I have done my best to avoid writing today.
I simply didn’t want to understand the cause of my pain. I didn’t want to cogitate its authority. But I knew the second, from the hateful moment I realized that my sleep last night was going to be disturbed, I knew that today I’d be faced with another burden of understanding the folly of my ways.
And I’ve grown tired of understanding. Why can’t I simply experience attraction for another man, without some lousy lesson to be learned? Why can’t I simply stumble into the lap of another man, excuse myself, and be caught off-guard by his mischievous grin? Why can’t I feel the weight of someone else’s foot crushing my toe, then feel an apologetic hand rest on my shoulder, and a smokey voice whisper into my ear, “excusez-moi, je ne vous avais pas vu.”

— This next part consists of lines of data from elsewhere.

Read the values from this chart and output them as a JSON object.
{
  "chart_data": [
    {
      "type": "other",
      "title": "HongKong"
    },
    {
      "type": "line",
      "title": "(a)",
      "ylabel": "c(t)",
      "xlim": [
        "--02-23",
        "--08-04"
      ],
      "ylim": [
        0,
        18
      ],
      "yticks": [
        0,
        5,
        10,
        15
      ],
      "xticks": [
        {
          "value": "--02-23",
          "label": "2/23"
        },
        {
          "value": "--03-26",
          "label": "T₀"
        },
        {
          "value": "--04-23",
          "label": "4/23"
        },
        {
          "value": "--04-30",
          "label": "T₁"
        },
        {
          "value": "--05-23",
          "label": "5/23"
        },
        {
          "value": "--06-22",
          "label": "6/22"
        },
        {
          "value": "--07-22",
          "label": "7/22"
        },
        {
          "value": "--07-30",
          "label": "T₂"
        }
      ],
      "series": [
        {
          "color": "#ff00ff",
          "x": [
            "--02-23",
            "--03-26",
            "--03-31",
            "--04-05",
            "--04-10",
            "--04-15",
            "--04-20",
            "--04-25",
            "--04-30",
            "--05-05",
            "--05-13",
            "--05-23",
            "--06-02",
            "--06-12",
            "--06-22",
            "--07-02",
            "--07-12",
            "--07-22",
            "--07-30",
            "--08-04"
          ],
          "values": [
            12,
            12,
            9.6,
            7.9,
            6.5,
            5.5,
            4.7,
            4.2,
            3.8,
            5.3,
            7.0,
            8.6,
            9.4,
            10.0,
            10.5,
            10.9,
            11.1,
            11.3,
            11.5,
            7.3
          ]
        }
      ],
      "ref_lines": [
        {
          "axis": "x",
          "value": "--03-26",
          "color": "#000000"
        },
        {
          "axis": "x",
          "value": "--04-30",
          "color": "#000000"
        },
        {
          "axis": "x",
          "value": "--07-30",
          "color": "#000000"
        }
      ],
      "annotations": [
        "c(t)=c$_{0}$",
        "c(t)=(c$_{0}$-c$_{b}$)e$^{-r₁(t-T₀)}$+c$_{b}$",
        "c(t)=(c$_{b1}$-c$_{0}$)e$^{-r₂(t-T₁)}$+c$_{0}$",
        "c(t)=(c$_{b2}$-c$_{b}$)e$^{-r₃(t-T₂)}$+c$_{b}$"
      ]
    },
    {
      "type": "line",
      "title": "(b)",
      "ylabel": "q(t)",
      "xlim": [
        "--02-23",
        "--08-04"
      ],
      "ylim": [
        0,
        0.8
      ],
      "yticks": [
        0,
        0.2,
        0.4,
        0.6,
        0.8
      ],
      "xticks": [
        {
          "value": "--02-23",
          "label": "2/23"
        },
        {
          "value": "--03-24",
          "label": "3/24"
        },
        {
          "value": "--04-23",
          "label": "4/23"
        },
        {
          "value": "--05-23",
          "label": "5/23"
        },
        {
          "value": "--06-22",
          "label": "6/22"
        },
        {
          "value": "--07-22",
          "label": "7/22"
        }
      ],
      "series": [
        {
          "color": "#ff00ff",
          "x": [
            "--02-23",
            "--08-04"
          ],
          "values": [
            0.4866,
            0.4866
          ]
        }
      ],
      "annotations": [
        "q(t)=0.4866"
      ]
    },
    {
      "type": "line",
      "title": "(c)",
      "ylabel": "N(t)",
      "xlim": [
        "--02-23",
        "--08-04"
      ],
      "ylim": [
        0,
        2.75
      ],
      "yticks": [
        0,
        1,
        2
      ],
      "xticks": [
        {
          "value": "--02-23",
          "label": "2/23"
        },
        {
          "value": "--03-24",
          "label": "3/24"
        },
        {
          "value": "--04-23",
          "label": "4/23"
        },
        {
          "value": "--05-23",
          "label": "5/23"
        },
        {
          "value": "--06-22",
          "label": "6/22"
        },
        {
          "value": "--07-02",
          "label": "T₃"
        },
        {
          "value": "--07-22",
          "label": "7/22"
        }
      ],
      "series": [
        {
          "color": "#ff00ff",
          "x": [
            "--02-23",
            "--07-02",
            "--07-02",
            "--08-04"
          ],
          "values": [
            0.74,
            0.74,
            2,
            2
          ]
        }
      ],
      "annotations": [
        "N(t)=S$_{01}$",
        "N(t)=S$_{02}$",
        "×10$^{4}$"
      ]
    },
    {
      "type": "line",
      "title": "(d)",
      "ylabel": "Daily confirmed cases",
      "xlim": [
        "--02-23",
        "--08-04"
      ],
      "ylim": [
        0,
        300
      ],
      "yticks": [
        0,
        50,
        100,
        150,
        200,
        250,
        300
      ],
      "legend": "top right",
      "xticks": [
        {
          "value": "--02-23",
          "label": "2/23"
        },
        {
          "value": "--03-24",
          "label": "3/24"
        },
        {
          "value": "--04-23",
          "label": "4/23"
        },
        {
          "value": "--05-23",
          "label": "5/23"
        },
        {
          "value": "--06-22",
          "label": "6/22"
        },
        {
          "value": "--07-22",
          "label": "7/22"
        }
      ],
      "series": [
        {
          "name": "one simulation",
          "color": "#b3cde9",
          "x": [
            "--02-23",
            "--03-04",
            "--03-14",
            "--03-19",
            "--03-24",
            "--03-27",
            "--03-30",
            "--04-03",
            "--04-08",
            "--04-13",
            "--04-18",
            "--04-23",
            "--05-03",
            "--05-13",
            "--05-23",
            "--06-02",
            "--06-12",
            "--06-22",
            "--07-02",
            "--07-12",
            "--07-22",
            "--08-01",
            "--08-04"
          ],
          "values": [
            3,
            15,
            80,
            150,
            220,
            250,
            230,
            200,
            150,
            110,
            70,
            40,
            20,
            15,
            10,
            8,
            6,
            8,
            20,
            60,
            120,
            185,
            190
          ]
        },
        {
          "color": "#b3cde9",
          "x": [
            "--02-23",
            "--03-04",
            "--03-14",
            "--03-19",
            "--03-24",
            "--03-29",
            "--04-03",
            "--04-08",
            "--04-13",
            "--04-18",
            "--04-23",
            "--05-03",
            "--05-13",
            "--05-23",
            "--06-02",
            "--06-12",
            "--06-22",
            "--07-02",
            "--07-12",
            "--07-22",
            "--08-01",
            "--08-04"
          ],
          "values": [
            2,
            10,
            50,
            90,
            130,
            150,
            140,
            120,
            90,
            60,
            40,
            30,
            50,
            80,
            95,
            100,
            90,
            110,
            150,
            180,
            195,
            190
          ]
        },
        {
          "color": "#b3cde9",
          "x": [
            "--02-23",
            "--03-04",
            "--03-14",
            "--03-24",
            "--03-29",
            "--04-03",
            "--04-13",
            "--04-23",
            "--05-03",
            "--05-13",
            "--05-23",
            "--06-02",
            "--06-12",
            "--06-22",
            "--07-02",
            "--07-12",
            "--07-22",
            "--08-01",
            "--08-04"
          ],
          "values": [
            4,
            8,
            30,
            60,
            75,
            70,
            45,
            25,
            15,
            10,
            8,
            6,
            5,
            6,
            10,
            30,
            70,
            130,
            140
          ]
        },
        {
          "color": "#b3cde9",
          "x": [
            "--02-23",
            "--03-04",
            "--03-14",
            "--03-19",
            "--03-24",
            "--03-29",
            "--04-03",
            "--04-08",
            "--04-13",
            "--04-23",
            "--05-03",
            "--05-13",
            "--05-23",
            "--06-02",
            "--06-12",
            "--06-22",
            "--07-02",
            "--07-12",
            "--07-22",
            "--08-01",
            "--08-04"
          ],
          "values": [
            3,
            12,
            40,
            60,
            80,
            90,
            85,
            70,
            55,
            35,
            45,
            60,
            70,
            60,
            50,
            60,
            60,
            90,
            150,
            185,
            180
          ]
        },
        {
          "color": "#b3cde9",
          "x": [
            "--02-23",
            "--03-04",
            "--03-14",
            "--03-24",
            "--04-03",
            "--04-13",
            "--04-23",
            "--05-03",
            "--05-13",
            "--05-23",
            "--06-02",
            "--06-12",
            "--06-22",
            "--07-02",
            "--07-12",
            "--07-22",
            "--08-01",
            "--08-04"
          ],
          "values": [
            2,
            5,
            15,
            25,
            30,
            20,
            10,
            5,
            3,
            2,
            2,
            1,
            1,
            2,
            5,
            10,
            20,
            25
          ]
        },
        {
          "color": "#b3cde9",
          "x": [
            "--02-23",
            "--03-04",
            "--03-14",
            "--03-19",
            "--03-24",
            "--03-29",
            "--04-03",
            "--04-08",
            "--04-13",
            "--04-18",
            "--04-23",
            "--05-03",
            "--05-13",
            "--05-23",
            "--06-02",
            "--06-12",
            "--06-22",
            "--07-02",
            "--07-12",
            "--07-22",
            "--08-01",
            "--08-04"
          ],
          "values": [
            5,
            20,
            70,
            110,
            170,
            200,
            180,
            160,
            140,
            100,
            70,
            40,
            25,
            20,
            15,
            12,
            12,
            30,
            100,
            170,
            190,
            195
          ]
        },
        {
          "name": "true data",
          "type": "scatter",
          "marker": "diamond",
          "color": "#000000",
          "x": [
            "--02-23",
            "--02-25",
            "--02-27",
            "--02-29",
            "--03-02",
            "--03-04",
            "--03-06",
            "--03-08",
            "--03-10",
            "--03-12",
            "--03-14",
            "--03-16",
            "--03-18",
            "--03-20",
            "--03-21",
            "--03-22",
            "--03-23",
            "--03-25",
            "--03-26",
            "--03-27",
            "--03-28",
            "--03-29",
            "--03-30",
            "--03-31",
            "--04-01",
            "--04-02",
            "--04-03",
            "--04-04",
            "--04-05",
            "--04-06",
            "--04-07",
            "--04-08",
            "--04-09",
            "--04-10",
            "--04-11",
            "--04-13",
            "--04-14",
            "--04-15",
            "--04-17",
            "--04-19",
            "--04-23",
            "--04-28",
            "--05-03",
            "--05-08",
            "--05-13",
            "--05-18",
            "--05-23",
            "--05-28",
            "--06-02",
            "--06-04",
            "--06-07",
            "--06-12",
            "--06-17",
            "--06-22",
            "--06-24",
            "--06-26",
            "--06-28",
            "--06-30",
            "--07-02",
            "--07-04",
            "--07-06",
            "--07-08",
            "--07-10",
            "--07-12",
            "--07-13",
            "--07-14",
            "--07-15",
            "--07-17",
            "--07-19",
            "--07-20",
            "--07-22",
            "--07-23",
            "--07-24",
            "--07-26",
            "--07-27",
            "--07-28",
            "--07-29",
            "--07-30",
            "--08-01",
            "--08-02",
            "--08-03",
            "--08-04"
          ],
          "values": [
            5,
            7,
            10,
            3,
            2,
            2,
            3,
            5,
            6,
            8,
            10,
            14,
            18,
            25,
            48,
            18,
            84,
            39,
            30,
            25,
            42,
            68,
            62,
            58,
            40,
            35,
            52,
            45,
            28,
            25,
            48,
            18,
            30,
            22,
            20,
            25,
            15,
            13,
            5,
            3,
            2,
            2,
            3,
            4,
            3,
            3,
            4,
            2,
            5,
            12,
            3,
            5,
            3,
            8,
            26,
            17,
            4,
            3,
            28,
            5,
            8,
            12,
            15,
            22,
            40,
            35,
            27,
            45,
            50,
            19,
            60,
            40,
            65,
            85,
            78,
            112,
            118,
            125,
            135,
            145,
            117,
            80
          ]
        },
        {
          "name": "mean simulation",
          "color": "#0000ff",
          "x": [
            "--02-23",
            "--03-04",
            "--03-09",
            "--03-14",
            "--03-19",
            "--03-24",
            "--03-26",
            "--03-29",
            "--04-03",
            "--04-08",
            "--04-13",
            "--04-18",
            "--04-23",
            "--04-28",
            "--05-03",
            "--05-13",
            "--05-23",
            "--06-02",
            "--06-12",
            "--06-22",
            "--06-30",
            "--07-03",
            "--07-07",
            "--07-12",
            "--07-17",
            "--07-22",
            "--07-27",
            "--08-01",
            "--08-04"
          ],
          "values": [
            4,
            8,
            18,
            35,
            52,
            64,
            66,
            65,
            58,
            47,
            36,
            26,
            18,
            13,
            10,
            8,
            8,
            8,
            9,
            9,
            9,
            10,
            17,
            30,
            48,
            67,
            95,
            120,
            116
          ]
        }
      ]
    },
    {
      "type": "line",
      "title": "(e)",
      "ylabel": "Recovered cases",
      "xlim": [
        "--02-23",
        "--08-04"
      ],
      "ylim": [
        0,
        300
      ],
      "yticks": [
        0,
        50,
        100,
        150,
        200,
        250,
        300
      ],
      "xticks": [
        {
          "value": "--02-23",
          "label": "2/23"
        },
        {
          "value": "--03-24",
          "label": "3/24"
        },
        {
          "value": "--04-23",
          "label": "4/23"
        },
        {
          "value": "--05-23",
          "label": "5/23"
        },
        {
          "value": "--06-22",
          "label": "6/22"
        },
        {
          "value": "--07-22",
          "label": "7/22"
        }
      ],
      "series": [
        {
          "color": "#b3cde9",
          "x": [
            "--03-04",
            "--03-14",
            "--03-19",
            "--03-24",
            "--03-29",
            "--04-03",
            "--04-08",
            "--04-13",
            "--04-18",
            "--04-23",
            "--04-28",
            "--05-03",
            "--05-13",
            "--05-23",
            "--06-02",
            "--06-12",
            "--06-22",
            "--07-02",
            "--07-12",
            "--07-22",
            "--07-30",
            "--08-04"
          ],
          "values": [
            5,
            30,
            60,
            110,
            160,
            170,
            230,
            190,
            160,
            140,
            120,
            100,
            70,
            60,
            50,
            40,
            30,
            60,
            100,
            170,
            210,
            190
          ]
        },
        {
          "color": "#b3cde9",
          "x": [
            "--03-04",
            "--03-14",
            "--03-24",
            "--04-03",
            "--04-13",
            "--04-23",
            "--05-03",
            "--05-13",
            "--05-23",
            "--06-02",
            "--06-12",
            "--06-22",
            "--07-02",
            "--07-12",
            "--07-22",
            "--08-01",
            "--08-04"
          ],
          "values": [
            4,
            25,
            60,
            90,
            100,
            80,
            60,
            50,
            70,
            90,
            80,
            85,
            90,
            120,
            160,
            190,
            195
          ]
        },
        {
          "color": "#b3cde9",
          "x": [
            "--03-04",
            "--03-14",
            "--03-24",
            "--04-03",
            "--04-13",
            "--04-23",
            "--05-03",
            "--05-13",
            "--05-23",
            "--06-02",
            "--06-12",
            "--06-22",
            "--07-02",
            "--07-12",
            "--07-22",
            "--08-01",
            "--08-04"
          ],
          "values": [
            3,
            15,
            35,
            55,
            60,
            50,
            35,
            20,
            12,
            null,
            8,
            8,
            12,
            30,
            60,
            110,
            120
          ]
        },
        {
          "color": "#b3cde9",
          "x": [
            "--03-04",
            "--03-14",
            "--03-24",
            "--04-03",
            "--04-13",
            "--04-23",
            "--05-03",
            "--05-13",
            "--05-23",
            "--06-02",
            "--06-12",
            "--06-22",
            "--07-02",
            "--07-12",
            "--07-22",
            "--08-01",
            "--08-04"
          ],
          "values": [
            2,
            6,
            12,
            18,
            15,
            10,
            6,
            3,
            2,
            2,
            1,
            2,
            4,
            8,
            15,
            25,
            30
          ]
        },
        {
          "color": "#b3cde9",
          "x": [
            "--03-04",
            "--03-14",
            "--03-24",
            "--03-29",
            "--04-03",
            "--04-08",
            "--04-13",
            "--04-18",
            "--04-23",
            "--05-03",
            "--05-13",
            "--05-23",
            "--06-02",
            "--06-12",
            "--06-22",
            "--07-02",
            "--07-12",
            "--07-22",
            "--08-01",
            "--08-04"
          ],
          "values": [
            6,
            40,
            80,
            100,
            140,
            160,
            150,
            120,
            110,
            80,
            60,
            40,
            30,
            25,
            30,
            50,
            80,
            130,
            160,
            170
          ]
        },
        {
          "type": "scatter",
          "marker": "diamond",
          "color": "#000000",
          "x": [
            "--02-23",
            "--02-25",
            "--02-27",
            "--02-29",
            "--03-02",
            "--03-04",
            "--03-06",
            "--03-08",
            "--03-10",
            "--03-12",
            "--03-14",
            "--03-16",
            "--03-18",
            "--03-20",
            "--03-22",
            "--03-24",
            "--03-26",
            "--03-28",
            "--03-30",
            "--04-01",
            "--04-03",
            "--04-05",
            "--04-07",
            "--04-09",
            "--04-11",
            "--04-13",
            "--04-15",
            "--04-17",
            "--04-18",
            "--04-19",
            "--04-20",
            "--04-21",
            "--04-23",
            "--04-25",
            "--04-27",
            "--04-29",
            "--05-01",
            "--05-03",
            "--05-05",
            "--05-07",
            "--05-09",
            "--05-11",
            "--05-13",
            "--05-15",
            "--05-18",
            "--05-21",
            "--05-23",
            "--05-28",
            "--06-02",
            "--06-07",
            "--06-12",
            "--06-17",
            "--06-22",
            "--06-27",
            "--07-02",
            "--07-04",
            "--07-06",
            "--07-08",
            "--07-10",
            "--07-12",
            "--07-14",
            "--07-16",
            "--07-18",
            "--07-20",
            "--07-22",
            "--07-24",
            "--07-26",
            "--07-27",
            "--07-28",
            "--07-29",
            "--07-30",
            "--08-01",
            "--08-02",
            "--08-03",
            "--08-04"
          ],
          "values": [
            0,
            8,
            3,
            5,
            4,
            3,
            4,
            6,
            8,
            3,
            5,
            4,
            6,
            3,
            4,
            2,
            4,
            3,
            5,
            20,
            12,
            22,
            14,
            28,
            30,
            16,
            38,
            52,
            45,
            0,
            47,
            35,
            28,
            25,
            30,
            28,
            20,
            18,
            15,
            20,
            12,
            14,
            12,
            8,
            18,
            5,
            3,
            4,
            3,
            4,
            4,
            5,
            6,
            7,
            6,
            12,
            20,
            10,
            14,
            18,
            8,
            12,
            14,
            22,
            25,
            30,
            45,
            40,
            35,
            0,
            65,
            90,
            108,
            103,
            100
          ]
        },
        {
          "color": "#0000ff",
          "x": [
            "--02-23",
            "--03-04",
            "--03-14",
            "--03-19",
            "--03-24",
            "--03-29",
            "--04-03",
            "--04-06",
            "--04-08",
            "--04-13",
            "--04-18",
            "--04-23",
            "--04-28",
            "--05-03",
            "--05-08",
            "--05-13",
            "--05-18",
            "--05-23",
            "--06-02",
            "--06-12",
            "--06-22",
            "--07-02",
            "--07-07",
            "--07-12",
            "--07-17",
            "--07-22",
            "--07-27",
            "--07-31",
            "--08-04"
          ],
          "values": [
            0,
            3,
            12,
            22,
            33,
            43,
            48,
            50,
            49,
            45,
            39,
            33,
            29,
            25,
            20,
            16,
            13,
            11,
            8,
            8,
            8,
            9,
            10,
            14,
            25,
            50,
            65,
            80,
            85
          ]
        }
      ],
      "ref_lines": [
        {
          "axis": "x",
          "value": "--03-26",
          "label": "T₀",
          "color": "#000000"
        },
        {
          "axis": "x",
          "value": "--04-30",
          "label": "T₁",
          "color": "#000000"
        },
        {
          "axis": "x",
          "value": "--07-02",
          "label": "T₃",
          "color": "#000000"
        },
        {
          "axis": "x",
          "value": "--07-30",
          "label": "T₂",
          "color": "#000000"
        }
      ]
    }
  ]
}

But no. I’ve always got to meet men whose interest borders on the absurd. It’s not me they want, but some fraction of me. Yes, they want to it terribly. And they’ll do everything they can to get it. What I don’t understand is how obvious they can be. These men won’t even begin to disguise their true intentions. They’re so cocksure and almighty that their need will be met, it’s not a consequence to them if it means that mine will not be satisfied.
I said goodbye to Artem and his money desires; now I must say goodbye to the Parisian.
All I want to do is kiss. The Parisian refuses. Though he comes to my hotel room, dines on my food, and eventually kicks off his shoes and hops into my bed, we lay next to each, without even the degree of intimacy a dozen sardines enjoy in an oiled aluminum tin!
We lay there, fully clothed, watching TV, or like last night, I was writing and he playfully text me, quietly interrupting my writing. But he wasn’t tenderly interrupting the attention I was giving to my writing to draw it back to his own (which would have been charming), no, he was prompting me, to write more of this or more of that. You see, he too has fallen for a part of me. Not perhaps as cold as money, yet something strange. He’s fallen for my writer’s persona. That persona, I’ve attempted to explain to him, is a professional persona. It’s my business self.
“But, I love what you write, everything that you write; I love your blog, it’s inspiring; but more than all else, I love the bedtime stories you write for me,” he said last night. And then he continued, sounding like my editor, “And since you didn’t write me one yesterday, you’ve got to write me two tonight!”
But he wasn’t joking. He was dead-pan serious.
The Parisian wasn’t interested in sharing his physical affection with me. He didn’t want the emotional mess. What he did and continues to want are prurient stories which he can then fantasize with, fantasize about me, not the flesh and bone me, but some idyllic me, to masturbate to someone that doesn’t exist, all the while cordoning off true feelings and intimacy.